Stimulus-response organization of behavior may occur, but I have yet to find a good example. Even reflexes, when studied closely, only appear to be organized according to S-R concepts. If such S-R organization exists, then it is a highly derived trait and a rather rare exception.

Since they’re describing it as a loop, I don’t think they’re claiming there’s a best starting-point for that loop. And they said ‘action’, not ‘reaction’. However, what you say is interesting.

There’s an interesting paper on information seeking, which alludes to some of the topics mentioned here…so I can’t wait to watch the talk! How we handle information, obviously, impacts hugely how we interact with our environment + learn + seek out information.

Here’s the paper – http://www.cell.com/trends/cognitive-sciences/abstract/S1364-6613(13)00205-2

For POMDP-type models, based on what I understand, how does it handle varying probabilities? In an actual environment – agent interaction situation, the probability of the event is not always constant. How does that affect the optimal strategy?

I imagine POMDP models either 1) need to be generalized to allow the agent to update its policies as time goes on, based on new data, or 2) need to be able to handle enough contingencies that any change in conditions is simply treated as another observation.

I hope you get what I mean. In case 1) we have actual

learningwith the passage of time as we run the model, while in case 2) all the learning must occur before we start running the model; the model needs to be sufficiently well-prepared to be already familiar with all situations it comes across.Clearly approach 1) is more ambitious and more interesting. I wonder what various systems like self-driving cars actually do! Does one of Google’s cars actually learn as it drives, for example learn more about the probability that another car will cut in front of it as it drives along a particular highway you use to go do work, perhaps in a way that depends on the time of day? This could be good, but it’s probably harder to get right.

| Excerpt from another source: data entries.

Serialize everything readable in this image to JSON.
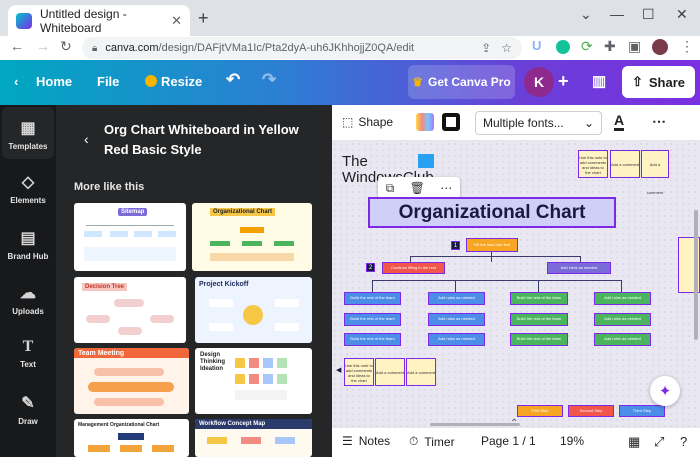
{
  "browser": {
    "tab_title": "Untitled design - Whiteboard",
    "url_host": "canva.com",
    "url_path": "/design/DAFjtVMa1Ic/Pta2dyA-uh6JKhhojjZ0QA/edit"
  },
  "topbar": {
    "home": "Home",
    "file": "File",
    "resize": "Resize",
    "get_pro": "Get Canva Pro",
    "avatar_initial": "K",
    "share": "Share"
  },
  "rail": [
    {
      "label": "Templates",
      "icon": "templates-icon"
    },
    {
      "label": "Elements",
      "icon": "elements-icon"
    },
    {
      "label": "Brand Hub",
      "icon": "brand-hub-icon"
    },
    {
      "label": "Uploads",
      "icon": "uploads-icon"
    },
    {
      "label": "Text",
      "icon": "text-icon"
    },
    {
      "label": "Draw",
      "icon": "draw-icon"
    }
  ],
  "panel": {
    "title": "Org Chart Whiteboard in Yellow Red Basic Style",
    "more_like_this": "More like this",
    "thumbs": [
      {
        "label": "Sitemap"
      },
      {
        "label": "Organizational Chart"
      },
      {
        "label": "Decision Tree"
      },
      {
        "label": "Project Kickoff"
      },
      {
        "label": "Team Meeting"
      },
      {
        "label": "Design Thinking Ideation"
      },
      {
        "label": "Management Organizational Chart"
      },
      {
        "label": "Workflow Concept Map"
      }
    ]
  },
  "editor_toolbar": {
    "shape": "Shape",
    "font": "Multiple fonts..."
  },
  "canvas": {
    "watermark_line1": "The",
    "watermark_line2": "WindowsClub",
    "heading": "Organizational Chart",
    "top_box": "Fill the lead role first",
    "level2_left": "Continue filling in the rest",
    "level2_right": "Add roles as needed",
    "badge1": "1",
    "badge2": "2",
    "build_label": "Build the rest of the team",
    "add_label": "Add roles as needed",
    "note_label": "Add a comment",
    "note_text": "Use this note to add comments and ideas to the chart",
    "bottom_first": "First Step",
    "bottom_second": "Second Step",
    "bottom_third": "Third Step"
  },
  "bottombar": {
    "notes": "Notes",
    "timer": "Timer",
    "page": "Page 1 / 1",
    "zoom": "19%"
  }
}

I remember an old discussion on sci.physics.research where James Dolan discussed a type of linear algebra based on Bellman’s Dynamic Programming where addition was replaced by the minimization of costs and multiplication was replaced by the addition of costs. The transition costs for traversing a graph roughly corresponded to the action of classical mechanics so that minimizing the cost of a path from point a to point b corresponded to the least action principle. From what I remember, this approach really showed the close relationship between statistical, classical, and quantum mechanics, although I also remember never quite grokking the whole picture. Does this ring a bell for anyone? Does anyone know if this approach is written up anywhere?

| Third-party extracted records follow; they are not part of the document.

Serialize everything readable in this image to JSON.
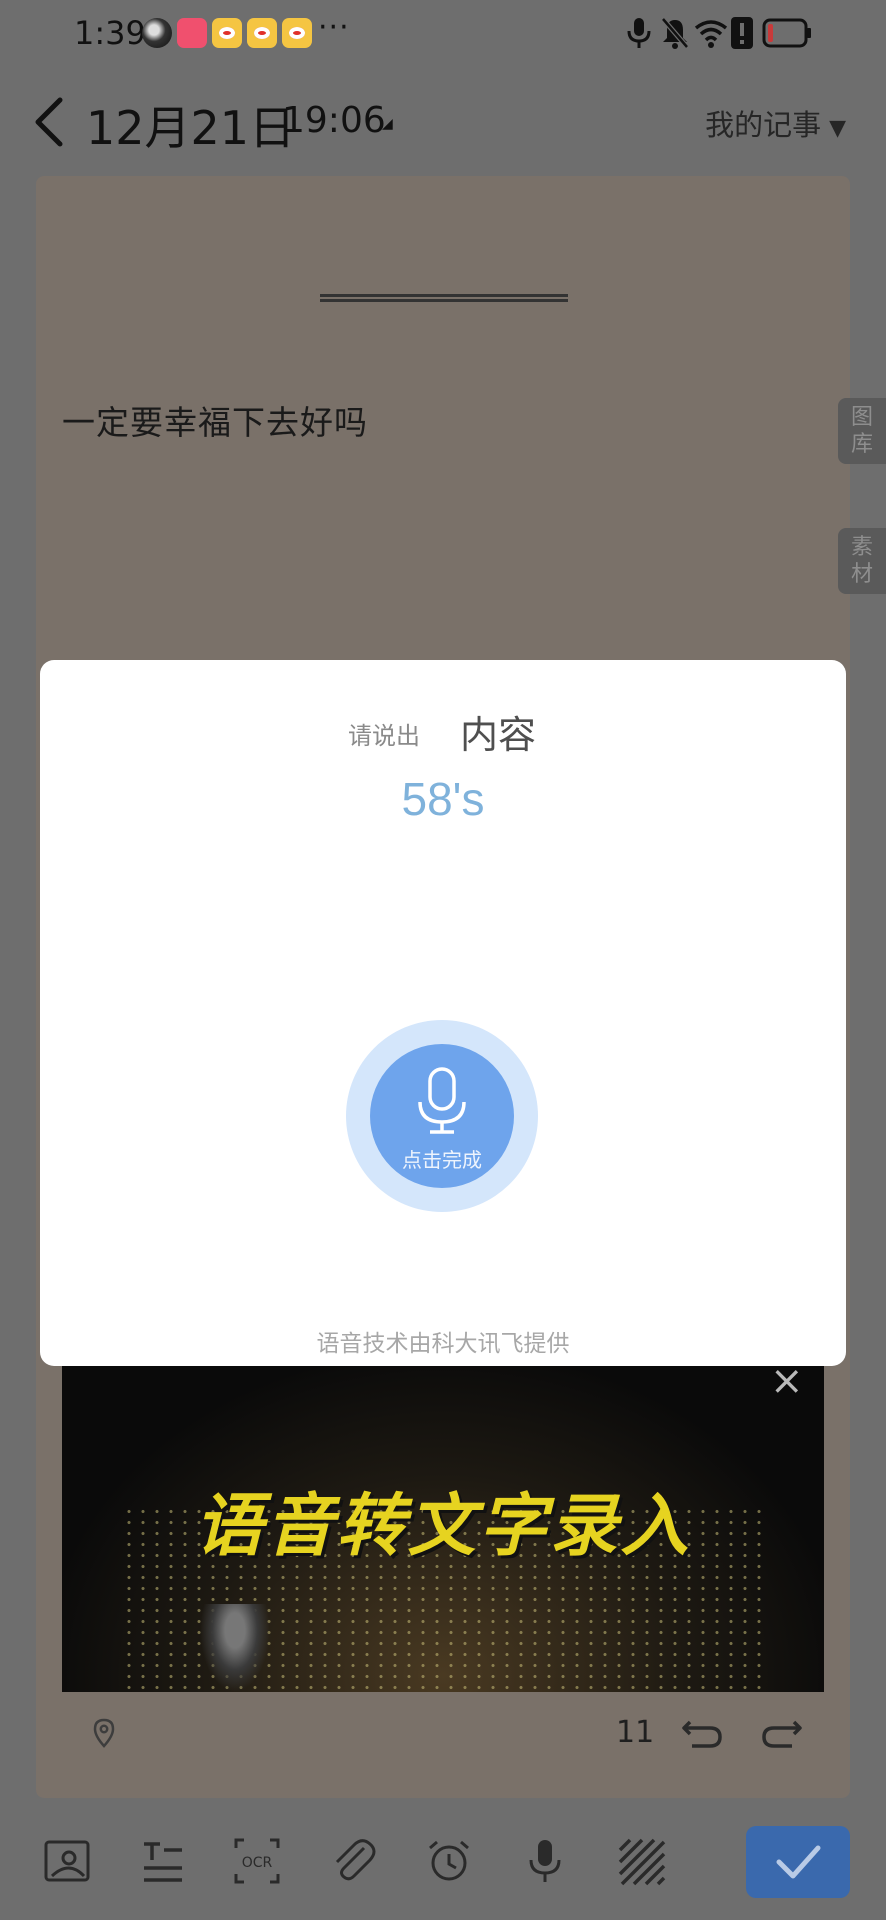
{
  "status_bar": {
    "time": "1:39",
    "more": "···",
    "icons": [
      "avatar-icon",
      "shop-icon",
      "weibo-icon",
      "weibo-icon",
      "weibo-icon",
      "mic-icon",
      "bell-off-icon",
      "wifi-icon",
      "alert-icon",
      "battery-icon"
    ]
  },
  "header": {
    "date": "12月21日",
    "time": "19:06",
    "notebook": "我的记事",
    "notebook_caret": "▼",
    "time_caret": "◢"
  },
  "note": {
    "text": "一定要幸福下去好吗",
    "side_tabs": {
      "gallery": "图\n库",
      "material": "素\n材"
    },
    "word_count": "11"
  },
  "ad": {
    "title": "语音转文字录入",
    "close": "×"
  },
  "voice_dialog": {
    "prompt_label": "请说出",
    "prompt_word": "内容",
    "countdown": "58's",
    "mic_label": "点击完成",
    "credit": "语音技术由科大讯飞提供"
  },
  "toolbar": {
    "items": [
      "image-icon",
      "text-format-icon",
      "ocr-icon",
      "attachment-icon",
      "alarm-icon",
      "mic-icon",
      "pattern-icon"
    ],
    "ocr_label": "OCR"
  },
  "colors": {
    "confirm": "#3a69ad",
    "mic_outer": "#d4e6fb",
    "mic_inner": "#6ea4ec",
    "countdown": "#7fb2db",
    "ad_title": "#e6d320"
  }
}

I spent lots of time discussing this with James, and you can read bits of it written up in my Winter 2007 quantum gravity seminar notes, especially here:

• Week 12 (Jan. 30) – Classical, quantum and statistical mechanics as "matrix mechanics". In quantum mechanics we use linear algebra over the ring of complex numbers; in classical mechanics everything is formally the same, but we instead use the rig R

^{min}= R ∪ {+∞} where the addition is min and the multiplication is +. As a warmup for bringing statistical mechanics into the picture – and linear algebra over yet another rig – we recall how the dynamics of particles becomes the statics of strings after Wick rotation. Blog entry.• Week 13 (Feb. 6) – Statistical mechanics and deformation of rigs. Statistical mechanics (or better, "thermal statics") as matrix mechanics over a rig R

^{T}that depends on the temperature T. As T → 0, the rig R^{T}reduces to R^{min}and thermal statics reduces to classical statics, just as quantum dynamics reduces to classical dynamics as Planck’s constant approaches zero. Tropical mathematics, idempotent analysis and Maslov dequantization. Blog entry.Supplementary reading: Grigori L. Litvinov, The Maslov dequantization, idempotent and tropical mathematics: a very brief introduction. Also see the longer version here.

• Week 14 (Feb. 13) – An example of path-integral quantization: the free particle on a line (part 1). Blog entry.

• Week 15 (Feb. 20) – The free particle on a line (part 2). Showing the path-integral approach agrees with the Hamiltonian approach. Fourier transforms and Gaussian integrals. Blog entry.